Political leaders are not helpless in this matter: they have as much power to determine official policy as they always have had. But now they are particularly exercised by the demands of self-interested lobbies who make conflicting (and sometimes self-contradictory) demands. One minute NHS bodies (and their unions) are demanding that staff stay at home when they test positive – and the next, they are declaring a national emergency over staff shortages.
This alarming confusion can only be resolved by clear government decision-making which must make use of the authority granted to it by democratic accountability. These are now political questions: they involve responsibilities for social priorities, economic planning and the distribution of national resources which only elected governments – not epidemiologists or mathematical modellers or NHS executives – may settle.
Then there is the crisis to come: the enormous rise in the cost of living, some elements of which can be seen as beyond the control of this – or any – current government. Increases in the price of imported fuel for energy can be attributed to the sudden resurgence of demand that followed the easing of the global pandemic. But what is about to happen to our population – the degree of pauperisation and, quite possibly, the life-threatening risk of unaffordable energy – will be much worse than it needs to have been.
The terrifying increases in energy bills for homes and industry (inevitably affecting the price of food and manufactured goods) which are to come will not be strictly proportional to the increased cost of fuel. They will be exacerbated by deliberate government policy: roughly a quarter of electricity charges go on green levies and environmental taxes which are designed both to subsidise sustainable energy development and to coerce customers into using less power.
The imposition of such punitive taxation on the use of energy was (and remains) a political decision. As we all now know, it is part of a conscious plan to achieve net zero carbon emissions: a government objective the costs of which the present governing party neglected to mention in the course of its election campaign.
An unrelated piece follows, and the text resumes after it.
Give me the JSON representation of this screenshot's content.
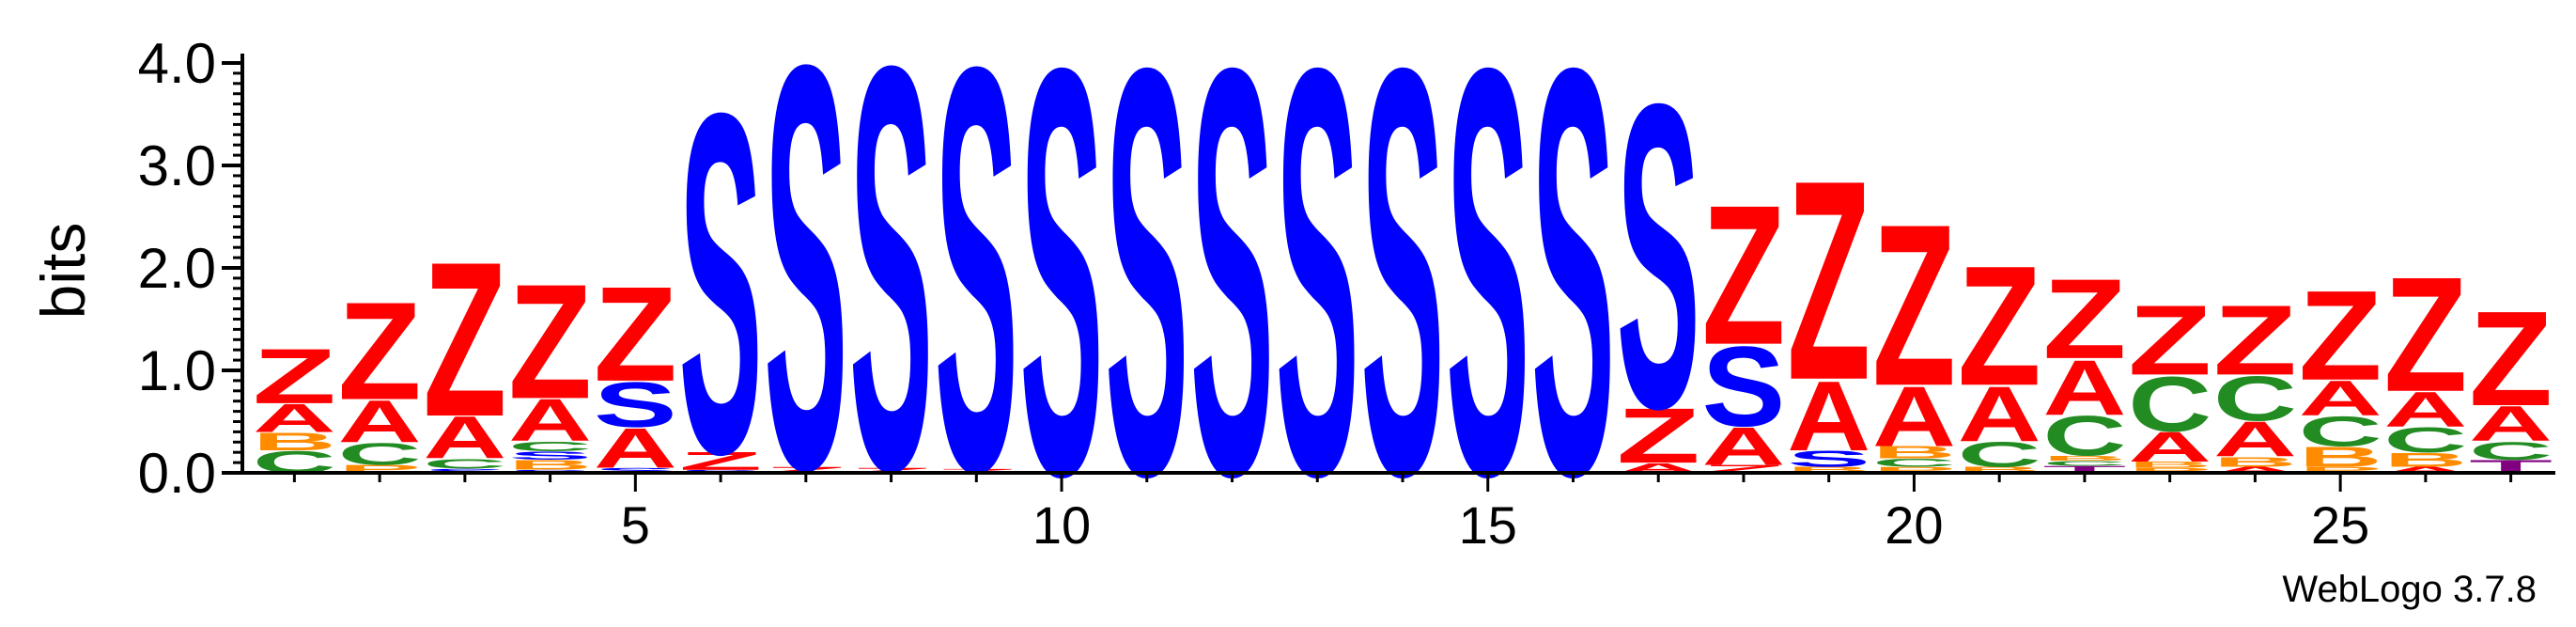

As it happens, it will serve to exacerbate and prolong the damaging effects of what might otherwise have been a temporary price jump on world energy markets.
Combined with another political decision, to abandon our own natural reserves of energy supply (also in the cause of achieving net zero), it will guarantee the most severe possible effects of a difficult historical moment. What the Johnson Government seems to be considering as a way of mitigating these effects is old fashioned welfare support for the “least well-off”. If you really are so poor that you can’t afford to heat your home, you will be offered some sort of means-tested benefit to help pay your extortionate bills.
This is a classic poverty trap measure. Quite apart from the messy quagmire that means-testing always produces, it creates a disincentive to increase your earnings and unfairly penalises those who are just above the threshold for assistance, not to mention the millions of middle income households who will face serious reductions in their quality of life with rising taxes as well as energy costs.
Isn’t it time we had the real debate then? You don’t have to be a Covid or a Climate denier to argue with the decisions that are being taken in the name of those two horsemen of the apocalypse. The discussion we need to have is not whether the threats are real but how they should be addressed.
Instead of locking people up to deal with the former, and dismantling modern prosperity to address the latter, maybe we should consider how these problems can be managed as fairly and humanely as possible.
That’s what democratic politics is for, isn’t it?